Eine Schiffs-Gausskugel brach durch eine Geschützbucht der Melissa Davion und zertrümmerte die dort montierte Schiffs-Autokanone. Eine andere durchschlug dicht an der Brücke gelegene Schottwände, so dass ein harter Schlag durch den Boden fuhr, Hartford auf den gebrochenen Arm geschleudert wurde und ein frisches Leck entlang einer Schweißnaht aufriss, durch das die Luft pfeifend entwich. Der Zug der ins All schießenden Atmosphäre riss Victor an den Haaren, er fühlte den Druckunterschied auf den Ohren, aber schon nach Sekunden hatten die Schadenskontrollmaate einen Metallflicken auf das Loch gesetzt.
»Sir«, rief der Kommoffizier. »Die Lucien Davion ergibt sich. Sie ergibt sich!« Wie zur Bestätigung der Meldung beruhigte sich das Schiff, und es waren keine weiteren Einschläge zu hören oder zu spüren.

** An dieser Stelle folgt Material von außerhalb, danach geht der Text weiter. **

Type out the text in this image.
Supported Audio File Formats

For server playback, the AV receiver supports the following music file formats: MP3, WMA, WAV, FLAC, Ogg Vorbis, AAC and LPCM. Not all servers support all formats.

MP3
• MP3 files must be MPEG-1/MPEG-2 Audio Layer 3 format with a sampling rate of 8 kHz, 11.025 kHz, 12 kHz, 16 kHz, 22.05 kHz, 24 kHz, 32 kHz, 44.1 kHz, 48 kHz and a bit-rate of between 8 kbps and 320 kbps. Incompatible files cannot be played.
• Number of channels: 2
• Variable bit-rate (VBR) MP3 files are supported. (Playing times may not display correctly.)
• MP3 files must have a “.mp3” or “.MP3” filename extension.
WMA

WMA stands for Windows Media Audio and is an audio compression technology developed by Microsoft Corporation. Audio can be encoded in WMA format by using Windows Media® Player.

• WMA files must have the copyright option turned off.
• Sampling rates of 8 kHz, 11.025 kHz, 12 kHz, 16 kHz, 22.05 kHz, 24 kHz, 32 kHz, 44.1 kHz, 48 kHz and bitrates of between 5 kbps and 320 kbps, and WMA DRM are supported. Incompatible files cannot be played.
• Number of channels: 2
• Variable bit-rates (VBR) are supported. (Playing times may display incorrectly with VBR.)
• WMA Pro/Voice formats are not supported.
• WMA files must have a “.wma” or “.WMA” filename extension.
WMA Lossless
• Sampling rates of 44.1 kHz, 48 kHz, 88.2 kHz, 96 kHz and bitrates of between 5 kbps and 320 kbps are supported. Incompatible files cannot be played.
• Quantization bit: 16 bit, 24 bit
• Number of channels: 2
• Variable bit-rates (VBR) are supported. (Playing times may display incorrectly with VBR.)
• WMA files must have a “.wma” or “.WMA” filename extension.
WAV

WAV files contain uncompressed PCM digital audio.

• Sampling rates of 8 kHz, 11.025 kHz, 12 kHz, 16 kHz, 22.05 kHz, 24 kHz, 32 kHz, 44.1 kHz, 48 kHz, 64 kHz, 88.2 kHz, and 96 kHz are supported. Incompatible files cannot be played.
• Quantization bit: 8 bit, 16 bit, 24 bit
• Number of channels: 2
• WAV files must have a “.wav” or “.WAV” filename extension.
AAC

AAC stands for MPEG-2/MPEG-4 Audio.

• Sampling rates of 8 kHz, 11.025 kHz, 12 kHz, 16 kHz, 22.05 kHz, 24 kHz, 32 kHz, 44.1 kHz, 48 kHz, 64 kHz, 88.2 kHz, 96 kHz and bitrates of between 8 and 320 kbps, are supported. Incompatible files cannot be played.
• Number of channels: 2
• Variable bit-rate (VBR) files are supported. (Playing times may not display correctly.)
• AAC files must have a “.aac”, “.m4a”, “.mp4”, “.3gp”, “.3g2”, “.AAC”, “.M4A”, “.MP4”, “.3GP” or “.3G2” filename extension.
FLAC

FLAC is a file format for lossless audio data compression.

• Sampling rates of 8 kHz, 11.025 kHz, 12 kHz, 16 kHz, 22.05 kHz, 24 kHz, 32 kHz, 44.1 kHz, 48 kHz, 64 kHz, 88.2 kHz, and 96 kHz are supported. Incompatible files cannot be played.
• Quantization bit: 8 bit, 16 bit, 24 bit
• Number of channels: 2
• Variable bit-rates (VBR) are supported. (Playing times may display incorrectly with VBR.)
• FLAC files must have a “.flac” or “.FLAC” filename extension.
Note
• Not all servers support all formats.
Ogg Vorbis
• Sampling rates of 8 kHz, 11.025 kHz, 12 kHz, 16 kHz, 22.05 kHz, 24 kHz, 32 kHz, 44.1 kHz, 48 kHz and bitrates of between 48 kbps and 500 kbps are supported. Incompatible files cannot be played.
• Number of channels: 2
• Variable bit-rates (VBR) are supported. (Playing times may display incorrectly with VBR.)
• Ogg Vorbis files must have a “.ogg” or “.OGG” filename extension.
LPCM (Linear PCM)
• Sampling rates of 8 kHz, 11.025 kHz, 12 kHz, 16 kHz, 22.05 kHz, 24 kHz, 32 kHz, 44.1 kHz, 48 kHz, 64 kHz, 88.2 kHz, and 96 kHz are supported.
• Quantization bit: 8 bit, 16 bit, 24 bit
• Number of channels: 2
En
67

»Feuer einstellen«, befahl Hartford mit zusammengebissenen Zähnen. »Die Luden soll die Bewegung einstellen und die Triebwerke herunterfahren. Steuermann, in ihr Heck. Wenn sie auch nur eine Manöverdüse feuert, bevor wir eine Prisencrew an Bord haben, eröffnen wir das Feuer.« Er atmete mühsam ein. »Alle verfügbaren Bergungsschlepper kümmern sich sofort um die Donnings, die Intrepid und die Antrim.«
»Ich habe die Intrepid in der Leitung«, meldete sich Flotten-Komm. »Sie ist auf einer stabilen Umlaufbahn über New Avalon. Die Donnings ist verloren, Sir. Sie ist vor dreißig Sekunden in die Atmosphäre gestürzt.«
Es war unnötig, das Ergebnis zu beschreiben. Kriegsschiffe drangen nicht freiwillig in eine Lufthülle ein, und auch nicht öfter als ein einziges Mal. Die Brückencrew gedachte der toten Kameraden in einem Augenblick des Schweigens, ohne dass dieser angeordnet werden musste, während alle Besatzungsmitglieder für sie hofften, dass es schnell gegangen war. »Jemand sollte etwas sagen«, stellte der Waffenoffizier leise fest. »Für die Donnings und die Kentares.«
»Das werden wir«, versprach Victor und schnallte sich los, um Hartford zurück auf seinen Platz zu helfen. »Wenn das vorbei ist. Ich hoffe, wir werden für sie alle etwas sagen.« Er nickte dem Kommoffizier zu. »Jetzt setzen wir uns erst mit der Invasionsflotte in Verbindung. Teilen Sie ihnen mit, dass sie freien Anflug auf New Avalon haben.«
Und genau das taten sie. Die Lucien Davion ergab sich, die Murmansk floh zum Nadirsprungpunkt. Die meisten feindlichen Luft/Raumjäger und Sturmschiffe suchten Rettung auf New Avalon, und nichts stand den anfliegenden Truppentransportern mehr im Weg. Einer der Brückentechs holte den Planeten auf den Hauptsichtschirm. Unter den wachsamen Augen des Kreuzers drehte sich die obere Hälfte der Weltkugel auf den Schirm. Nur die wütenden Triebwerksflammen eines abziehenden loyalistischen Excalibur-KlasseLandungsschiffs störten das friedliche blau-grüne Bild.
»Katherine«, flüsterte Victor bei sich, so leise, dass es nicht einmal der Vice Admiral hörte. »Katherine, ich bin da.«

So viele Menschen unterstützten den Aufstieg meiner Schwester an die Macht. Ihr Intrigenspiel und die politischen Manipulationen waren ein Meisterstück. Das gebe ich zu. Was mich jedoch wirklich erstaunt hat, war, wie viele ihr so lange die Stange gehalten und nicht gesehen haben - oder nicht sehen wollten -, wie sie wirklich war. An welchem Punkt haben sie aufgehört, sich für die Wahrheit zu interessieren?